Hinweise für Autoren

Manuskripte sind in zweifacher Ausführung bei der Schriftleitung einzureichen. Zur Erleichterung der redaktionellen Arbeit sollten sie mit doppeltem Zeilenabstand und rechts mit 3 cm Rand geschrieben sein. Alle eingereichten Beiträge werden in der Regel von zwei Mitgliedern des wissenschaftlichen Beirats bzw. des Herausgebergremiums begutachtet. Nachdem eine Arbeit zum Druck angenommen ist, sollte sie auch auf Diskette gespeichert vorliegen, in MS-Word oder ausnahmsweise MS-DOS lesbar.

Eine Arbeit wird sich gewöhnlich in die folgenden Abschnitte gliedern: Summary, Zusammenfassung, Einleitung, Material und Methode (bzw. Methode und Untersuchungsgebiet), Ergebnisse, Diskussion und Literatur. In begründeten Ausnahmen kann von diesem Schema abgewichen werden. Auf eine deutliche Trennung der Resultate von Bewertungen, Literaturvergleichen oder Interpretationen wird Wert gelegt.

Der englischen Summary wird eine Übersetzung des Titels vorangestellt. Summary und Zusammenfassung sollten möglichst kurz sein.

Für jede Abbildung, Tabelle sowie Literaturangabe muss; im Text ein entsprechender Hinweis vorhanden sein. Literaturhinweise im Text bitte immer wie folgt formulieren:

Schiemenz (1953), Eiseler & Eiseler (1956), Hess et al. (1996) bzw. (Schiemenz 1953, Eiseler & Eiseler 1981, Hess et al. 1996)

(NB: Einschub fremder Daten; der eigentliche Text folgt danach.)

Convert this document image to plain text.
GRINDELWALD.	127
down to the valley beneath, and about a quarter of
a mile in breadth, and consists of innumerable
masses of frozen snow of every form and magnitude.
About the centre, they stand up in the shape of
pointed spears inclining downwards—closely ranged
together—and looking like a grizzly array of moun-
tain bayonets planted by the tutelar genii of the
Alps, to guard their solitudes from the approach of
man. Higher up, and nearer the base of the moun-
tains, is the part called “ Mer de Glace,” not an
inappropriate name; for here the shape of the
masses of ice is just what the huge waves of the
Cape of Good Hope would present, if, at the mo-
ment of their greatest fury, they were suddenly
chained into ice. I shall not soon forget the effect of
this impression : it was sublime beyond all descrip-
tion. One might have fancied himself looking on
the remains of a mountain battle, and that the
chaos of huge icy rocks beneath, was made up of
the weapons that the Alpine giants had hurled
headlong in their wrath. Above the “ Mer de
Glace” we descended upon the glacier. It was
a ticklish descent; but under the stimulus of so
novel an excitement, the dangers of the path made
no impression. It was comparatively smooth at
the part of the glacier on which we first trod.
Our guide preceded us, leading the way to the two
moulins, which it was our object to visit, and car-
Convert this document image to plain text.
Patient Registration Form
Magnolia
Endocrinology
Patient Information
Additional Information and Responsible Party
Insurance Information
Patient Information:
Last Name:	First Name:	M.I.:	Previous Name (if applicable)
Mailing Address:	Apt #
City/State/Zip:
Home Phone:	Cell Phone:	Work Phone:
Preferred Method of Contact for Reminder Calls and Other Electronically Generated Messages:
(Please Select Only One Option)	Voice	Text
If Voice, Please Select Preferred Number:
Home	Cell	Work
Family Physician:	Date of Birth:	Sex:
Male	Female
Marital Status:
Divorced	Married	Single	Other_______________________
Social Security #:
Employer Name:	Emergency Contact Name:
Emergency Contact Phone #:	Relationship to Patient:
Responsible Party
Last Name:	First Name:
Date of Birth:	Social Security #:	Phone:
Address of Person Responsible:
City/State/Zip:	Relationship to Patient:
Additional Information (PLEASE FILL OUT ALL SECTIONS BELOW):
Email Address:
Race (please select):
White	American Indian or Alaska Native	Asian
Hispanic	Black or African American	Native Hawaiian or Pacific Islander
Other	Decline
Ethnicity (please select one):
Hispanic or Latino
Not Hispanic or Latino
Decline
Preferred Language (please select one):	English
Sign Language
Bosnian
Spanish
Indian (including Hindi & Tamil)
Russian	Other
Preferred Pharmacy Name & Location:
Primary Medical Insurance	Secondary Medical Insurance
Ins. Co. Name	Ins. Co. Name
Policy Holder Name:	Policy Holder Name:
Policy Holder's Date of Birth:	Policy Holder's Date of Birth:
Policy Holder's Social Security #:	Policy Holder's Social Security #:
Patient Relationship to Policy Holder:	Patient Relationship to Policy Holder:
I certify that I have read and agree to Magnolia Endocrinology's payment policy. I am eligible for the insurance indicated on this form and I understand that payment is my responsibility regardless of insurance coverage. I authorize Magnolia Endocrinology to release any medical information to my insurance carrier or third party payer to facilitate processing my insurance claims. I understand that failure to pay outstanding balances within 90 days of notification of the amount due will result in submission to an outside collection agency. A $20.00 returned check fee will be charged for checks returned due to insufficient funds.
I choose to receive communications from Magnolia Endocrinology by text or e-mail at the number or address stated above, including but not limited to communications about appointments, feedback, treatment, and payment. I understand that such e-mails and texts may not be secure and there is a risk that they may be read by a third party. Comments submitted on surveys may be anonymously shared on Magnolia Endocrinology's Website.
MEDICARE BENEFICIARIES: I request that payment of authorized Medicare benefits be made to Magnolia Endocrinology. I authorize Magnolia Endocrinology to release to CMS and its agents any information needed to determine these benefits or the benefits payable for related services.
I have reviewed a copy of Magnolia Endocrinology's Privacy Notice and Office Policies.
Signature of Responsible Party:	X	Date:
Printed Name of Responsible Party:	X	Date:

Im Literaturverzeichnis werden die im Text zitierten Publikationen nach Autoren alphabetisch und chronologisch aufgelistet:

Eiseler, B. & F. Eiseler (1981): Markierungsergebnisse bei Gomphus pulchellus Selys, Libellula 1: 29-31

Loibl, E. (1958): Zur Ethologie und Biologie der deutschen Lestiden (Odonata). Z. Tierpsychol. 15: 54-81

Schiemenz, H. (1953): Die Libellen unserer Heimat. Urania, Jena

Schmidt, E. (1929): Libellen, Odonata. In: Brohmer, P., P. Ehrmann & G. Ulmer (Hrsg.): Die Tierwelt Mitteleuropas 4 (1b). Quelle & Meyer, Leipzig, S. 1-66

Tabellen sollten als fertige Druckvorlage oder auf Diskette als normaler Text (Word-Tabelle) oder als TabellenkalkulationsDateien (nur MS-EXCEL) eingesandt werden. In ASCII-Dateien (s.o.), sollten die Einträge der Spalten nur durch einen Tabulator-Schritt - nicht durch Leerzeichen! - getrennt sein.

Abbildungen in Form von Graphiken sollten als Strichzeichnungen in schwarzer Tusche oder als Ausdruck auf weißem Papier oder Pergamentpapier gefertigt werden. Fotos sollten nach Möglichkeit kontrastreiche Schwarzweißaufnahmen sein. Auf der Rückseite der eingereichten Abbildungen sind Abbildungsnummer und Autor zu vermerken.

Abbildungslegenden und Tabellenüberschriften sollten selbsterklärend und daher nicht zu knapp sein.

Im Text sollten außer allgemein üblichen keine Abkürzungen verwendet werden, die nicht bei der ersten Erwähnung definiert worden sind.

Weitere Hinweise und Erläuterungen finden Sie in Hagenia 11: 5-11. Zudem wird empfohlen, sich am Stil der jeweils aktuellen Libellula-Ausgabe zu orientieren.

Autoren erhalten von Ihrem Beitrag 30 Sonderdrucke.

Zur Dokumentation wird die Zeitschrift an referierende Organe gesandt.